Default subset is qa with eval_mode=long_context
Use extra_params.eval_mode='oracle_context' for evidence-only upper-bound evaluation
Event summarization, multimodal dialog generation, and RAG retrieval are not included in this QA adapter

Properties#

Property	Value
Benchmark Name	`locomo`
Dataset ID	evalscope/locomo
Paper	N/A
Tags	`LongContext`, `MultiTurn`, `QA`
Metrics	`f1`
Default Shots	0-shot
Evaluation Split	`test`

Data Statistics#

Metric	Value
Total Samples	1,986
Prompt Length (Mean)	94097.72 chars
Prompt Length (Min/Max)	55178 / 111026 chars

Sample Example#

Subset: qa

{
  "input": [
    {
      "id": "b585f7b0",
      "content": "Below is a conversation between two people: Caroline and Melanie. The conversation takes place over multiple days and the date of each conversation is wriiten at the beginning of the conversation.\n\nDATE: 1:56 pm on 8 May, 2023\nCONVERSATION:\nC ... [TRUNCATED 74397 chars] ... m of a short phrase for the following question. Answer with exact words from the context whenever possible.\n\nQuestion: When did Caroline go to the LGBTQ support group? Use DATE of CONVERSATION to answer with an approximate date. Short answer:"
    }
  ],
  "target": "7 May 2023",
  "id": 0,
  "group_id": 0,
  "metadata": {
    "sample_id": "conv-26",
    "qa_index": 0,
    "category": 2,
    "category_name": "temporal",
    "raw_question": "When did Caroline go to the LGBTQ support group?",
    "answer": "7 May 2023",
    "adversarial_answer": null,
    "eval_mode": "long_context",
    "question": "When did Caroline go to the LGBTQ support group? Use DATE of CONVERSATION to answer with an approximate date.",
    "evidence": [
      "D1:3"
    ]
  }
}

Prompt Template#

No prompt template defined.

Extra Parameters#

Parameter	Type	Default	Description
`eval_mode`	`str`	`long_context`	Evaluation mode: long_context or oracle_context.

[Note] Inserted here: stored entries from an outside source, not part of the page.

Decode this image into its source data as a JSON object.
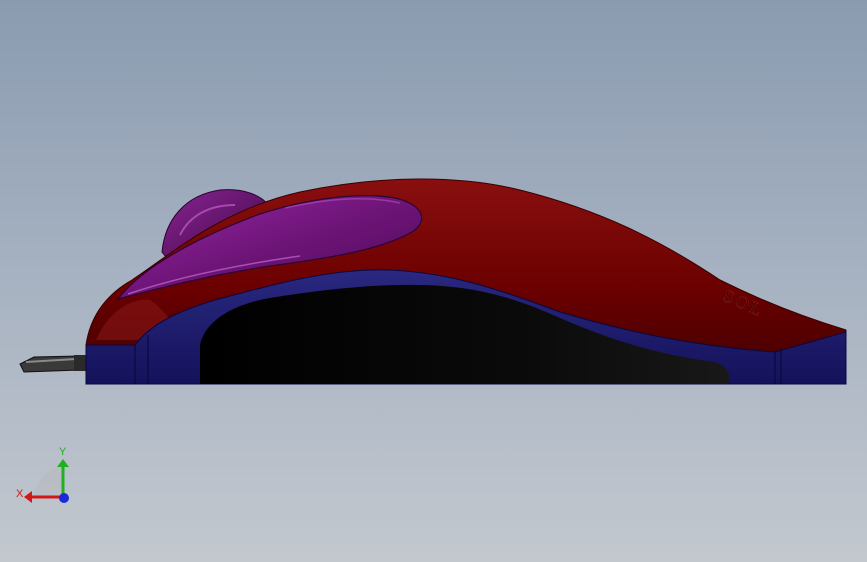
{
  "viewport": {
    "background_top": "#8a9bb0",
    "background_bottom": "#c3c8cf"
  },
  "model": {
    "body_color": "#6e0000",
    "button_color": "#7a1a86",
    "wheel_color": "#6a1472",
    "base_color": "#1c1a6a",
    "cable_color": "#3a3a3a",
    "embossed_text": "SOL"
  },
  "triad": {
    "x_label": "X",
    "y_label": "Y",
    "x_color": "#d01818",
    "y_color": "#20b020",
    "z_color": "#1a2ad8"
  }
}
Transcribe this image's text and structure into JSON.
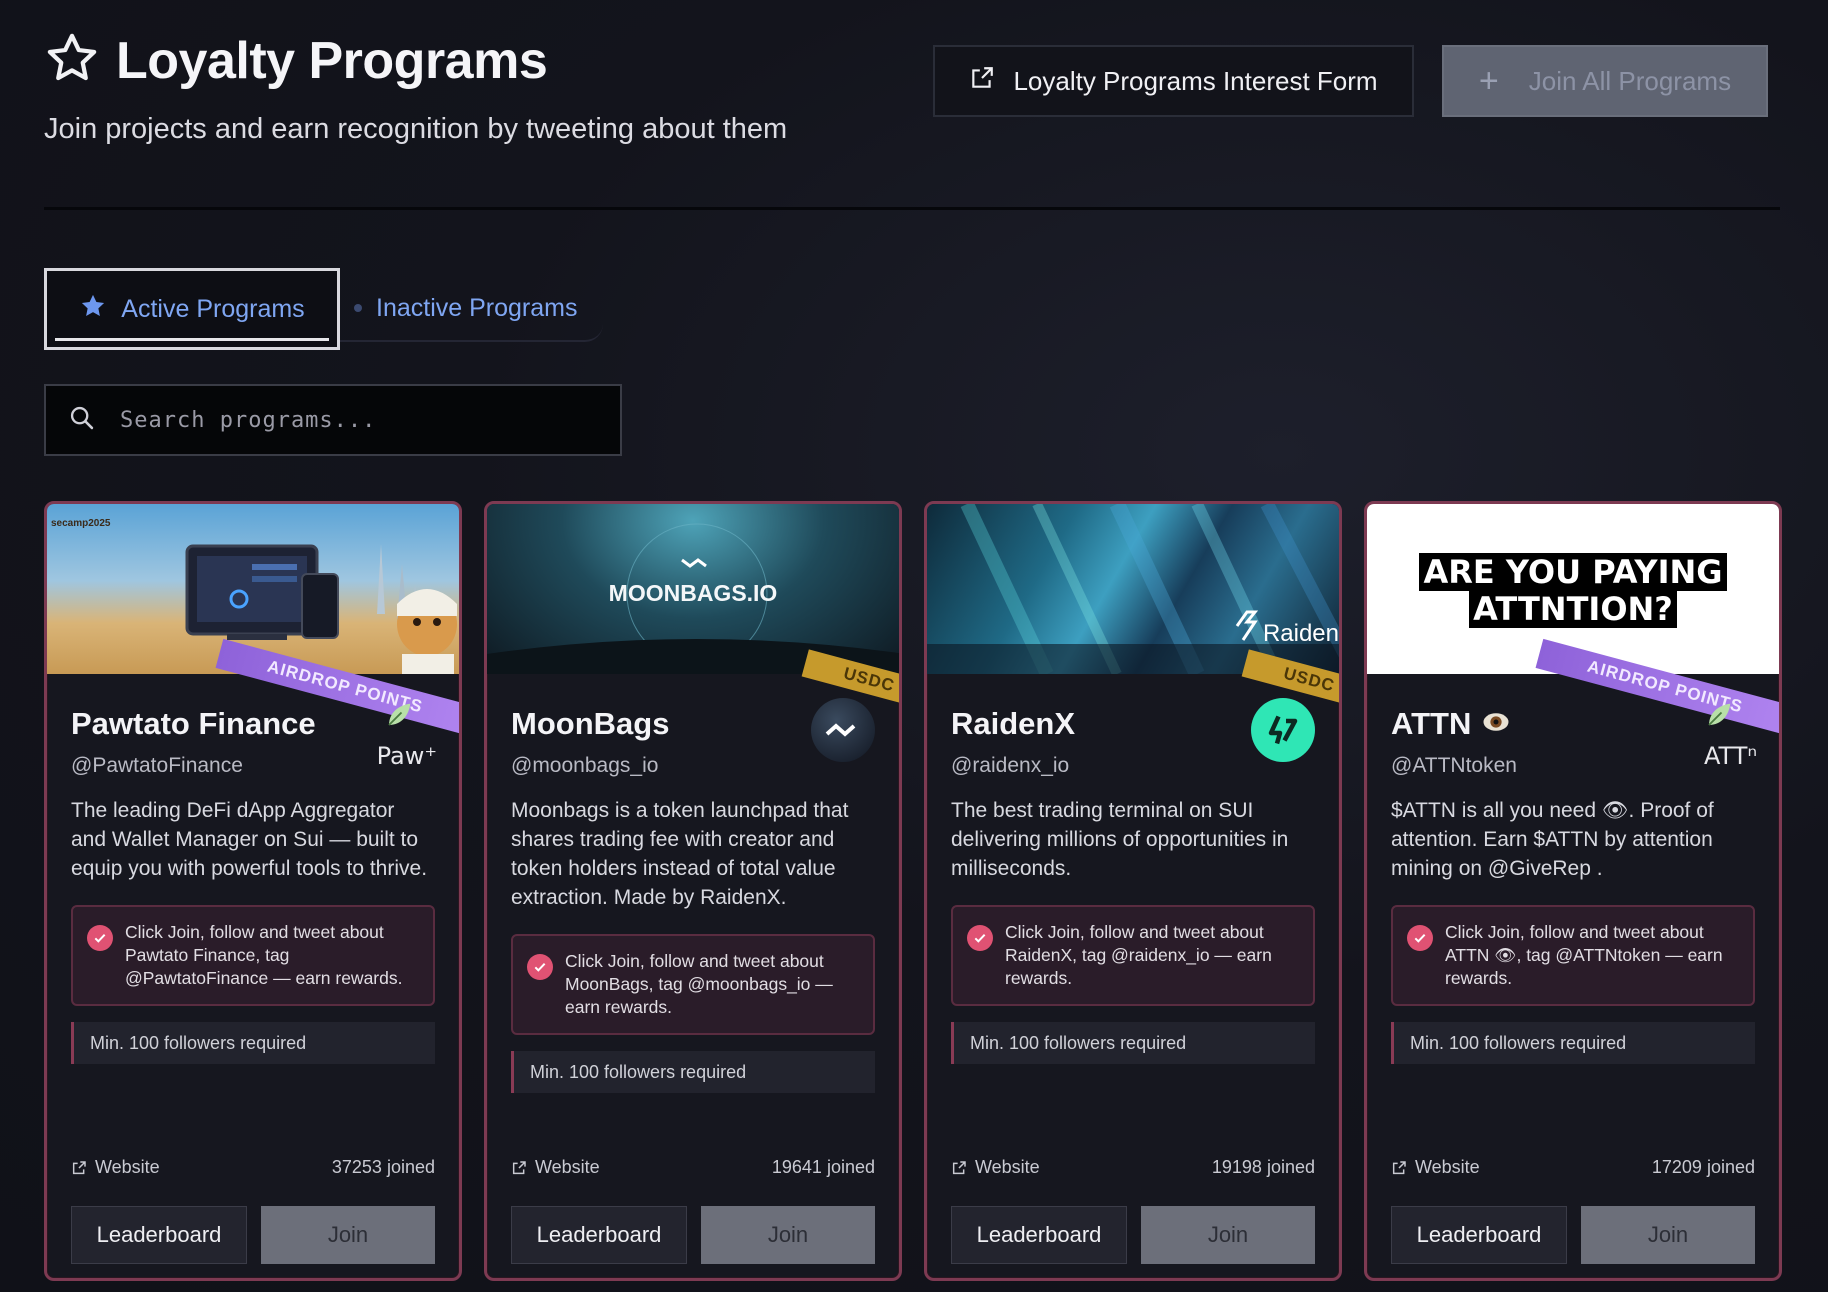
{
  "header": {
    "title": "Loyalty Programs",
    "subtitle": "Join projects and earn recognition by tweeting about them",
    "interest_form_label": "Loyalty Programs Interest Form",
    "join_all_label": "Join All Programs"
  },
  "tabs": {
    "active_label": "Active Programs",
    "inactive_label": "Inactive Programs"
  },
  "search": {
    "placeholder": "Search programs..."
  },
  "cards": [
    {
      "name": "Pawtato Finance",
      "handle": "@PawtatoFinance",
      "description": "The leading DeFi dApp Aggregator and Wallet Manager on Sui — built to equip you with powerful tools to thrive.",
      "note": "Click Join, follow and tweet about Pawtato Finance, tag @PawtatoFinance — earn rewards.",
      "requirement": "Min. 100 followers required",
      "website_label": "Website",
      "joined": "37253 joined",
      "leaderboard_label": "Leaderboard",
      "join_label": "Join",
      "ribbon": "AIRDROP POINTS",
      "logo_text": "Paw⁺",
      "banner_caption": "secamp2025"
    },
    {
      "name": "MoonBags",
      "handle": "@moonbags_io",
      "description": "Moonbags is a token launchpad that shares trading fee with creator and token holders instead of total value extraction. Made by RaidenX.",
      "note": "Click Join, follow and tweet about MoonBags, tag @moonbags_io — earn rewards.",
      "requirement": "Min. 100 followers required",
      "website_label": "Website",
      "joined": "19641 joined",
      "leaderboard_label": "Leaderboard",
      "join_label": "Join",
      "ribbon": "USDC",
      "banner_caption": "MOONBAGS.IO"
    },
    {
      "name": "RaidenX",
      "handle": "@raidenx_io",
      "description": "The best trading terminal on SUI delivering millions of opportunities in milliseconds.",
      "note": "Click Join, follow and tweet about RaidenX, tag @raidenx_io — earn rewards.",
      "requirement": "Min. 100 followers required",
      "website_label": "Website",
      "joined": "19198 joined",
      "leaderboard_label": "Leaderboard",
      "join_label": "Join",
      "ribbon": "USDC",
      "banner_caption": "Raiden"
    },
    {
      "name": "ATTN",
      "handle": "@ATTNtoken",
      "description": "$ATTN is all you need 👁. Proof of attention. Earn $ATTN by attention mining on @GiveRep .",
      "note": "Click Join, follow and tweet about ATTN 👁, tag @ATTNtoken — earn rewards.",
      "requirement": "Min. 100 followers required",
      "website_label": "Website",
      "joined": "17209 joined",
      "leaderboard_label": "Leaderboard",
      "join_label": "Join",
      "ribbon": "AIRDROP POINTS",
      "logo_text": "ATTⁿ",
      "banner_caption_line1": "ARE YOU PAYING",
      "banner_caption_line2": "ATTNTION?"
    }
  ],
  "colors": {
    "accent_blue": "#7fa6f2",
    "card_border": "#7d3a52",
    "check_pink": "#e05273",
    "airdrop_purple": "#a67ae8",
    "usdc_gold": "#c69a2c",
    "raiden_green": "#2fe6b5"
  },
  "icons": [
    "star-outline-icon",
    "external-link-icon",
    "plus-icon",
    "star-filled-icon",
    "search-icon",
    "check-circle-icon",
    "leaf-icon",
    "eye-icon"
  ]
}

Choices: [‘long_context’, ‘oracle_context’]

Usage#

Using CLI#

evalscope eval \
    --model YOUR_MODEL \
    --api-url OPENAI_API_COMPAT_URL \
    --api-key EMPTY_TOKEN \
    --datasets locomo \
    --limit 10  # Remove this line for formal evaluation

Using Python#

from evalscope import run_task
from evalscope.config import TaskConfig

task_cfg = TaskConfig(
    model='YOUR_MODEL',
    api_url='OPENAI_API_COMPAT_URL',
    api_key='EMPTY_TOKEN',
    datasets=['locomo'],
    dataset_args={
        'locomo': {
            # extra_params: {}  # uses default extra parameters
        }
    },
    limit=10,  # Remove this line for formal evaluation
)

run_task(task_cfg=task_cfg)